Currell was the man who got O’Connor, who is now president of the Tamworth District Cricket Umpires & Scorers Association, into umpiring.

“I’d broke my collar bone in a final and he was umpiring. He said ‘you’d be better off umpiring with us’,” O’Connor recalled.

“He rang up a couple weeks later and I joined the association.”

O’Connor umpired with Currell early on and realised something very quickly.

”I did my second or third match with Keith. One of his greatest strengths was his ability to communicate with players,” O’Connor said.

“He was an old Farrer boy and at the end of his career he was going on school trips to umpire all their matches.

“He was greatly loved by all the umpires.”

O’Connor said the way Currell presented himself on the pitch was the same as he was off it.

“Never deviated.

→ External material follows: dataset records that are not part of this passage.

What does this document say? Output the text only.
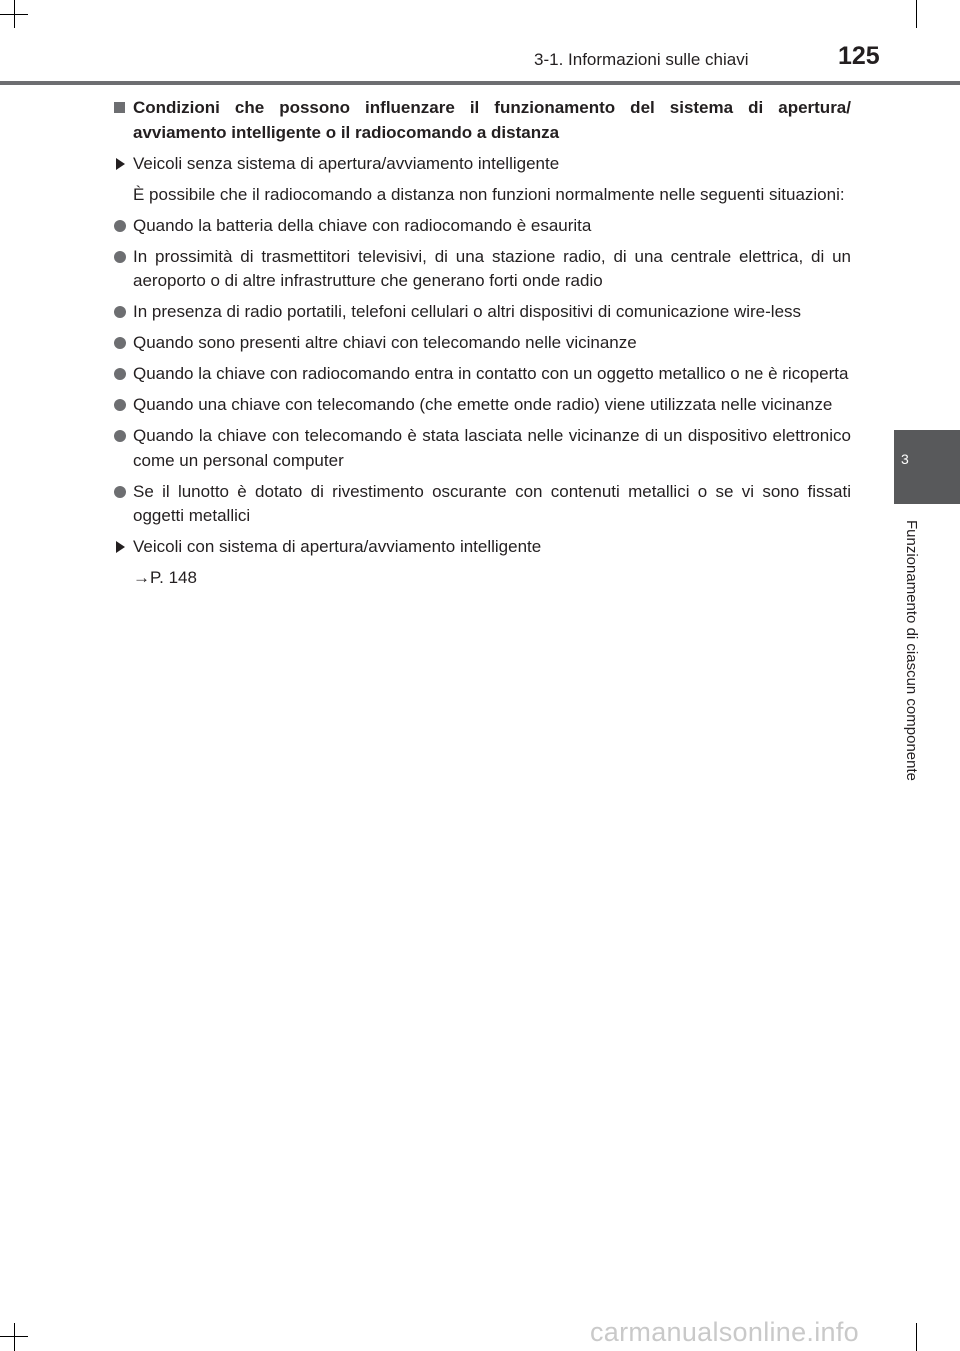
3-1. Informazioni sulle chiavi	125
3
Funzionamento di ciascun componente

Condizioni che possono influenzare il funzionamento del sistema di apertura/ avviamento intelligente o il radiocomando a distanza

Veicoli senza sistema di apertura/avviamento intelligente

È possibile che il radiocomando a distanza non funzioni normalmente nelle seguenti situazioni:

Quando la batteria della chiave con radiocomando è esaurita

In prossimità di trasmettitori televisivi, di una stazione radio, di una centrale elettrica, di un aeroporto o di altre infrastrutture che generano forti onde radio

In presenza di radio portatili, telefoni cellulari o altri dispositivi di comunicazione wire-less

Quando sono presenti altre chiavi con telecomando nelle vicinanze

Quando la chiave con radiocomando entra in contatto con un oggetto metallico o ne è ricoperta

Quando una chiave con telecomando (che emette onde radio) viene utilizzata nelle vicinanze

Quando la chiave con telecomando è stata lasciata nelle vicinanze di un dispositivo elettronico come un personal computer

Se il lunotto è dotato di rivestimento oscurante con contenuti metallici o se vi sono fissati oggetti metallici

Veicoli con sistema di apertura/avviamento intelligente

→P. 148

carmanualsonline.info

He was a great storyteller,” O’Connor said.

“He was a great lover of his family and he used to tell some great stories about his family.

“We enjoyed the camaraderie he exuded.

“He was a Barraba boy that done good.”

Along with racking up 20 years and 1000 games as an umpire, Currell was also a top-class cricketer playing at Barraba, Bingara, Narrabri, Moree, Warialda and Tamworth over the years.

He also had an eye for picking out a potential star amongst the younger players.

“I remember him coming back from a fourth grade game and saying I’ve just found a bloke who’ll play for Australia,” O’Connor said.

“You know who it was?

“It was Josh Hazlewood.”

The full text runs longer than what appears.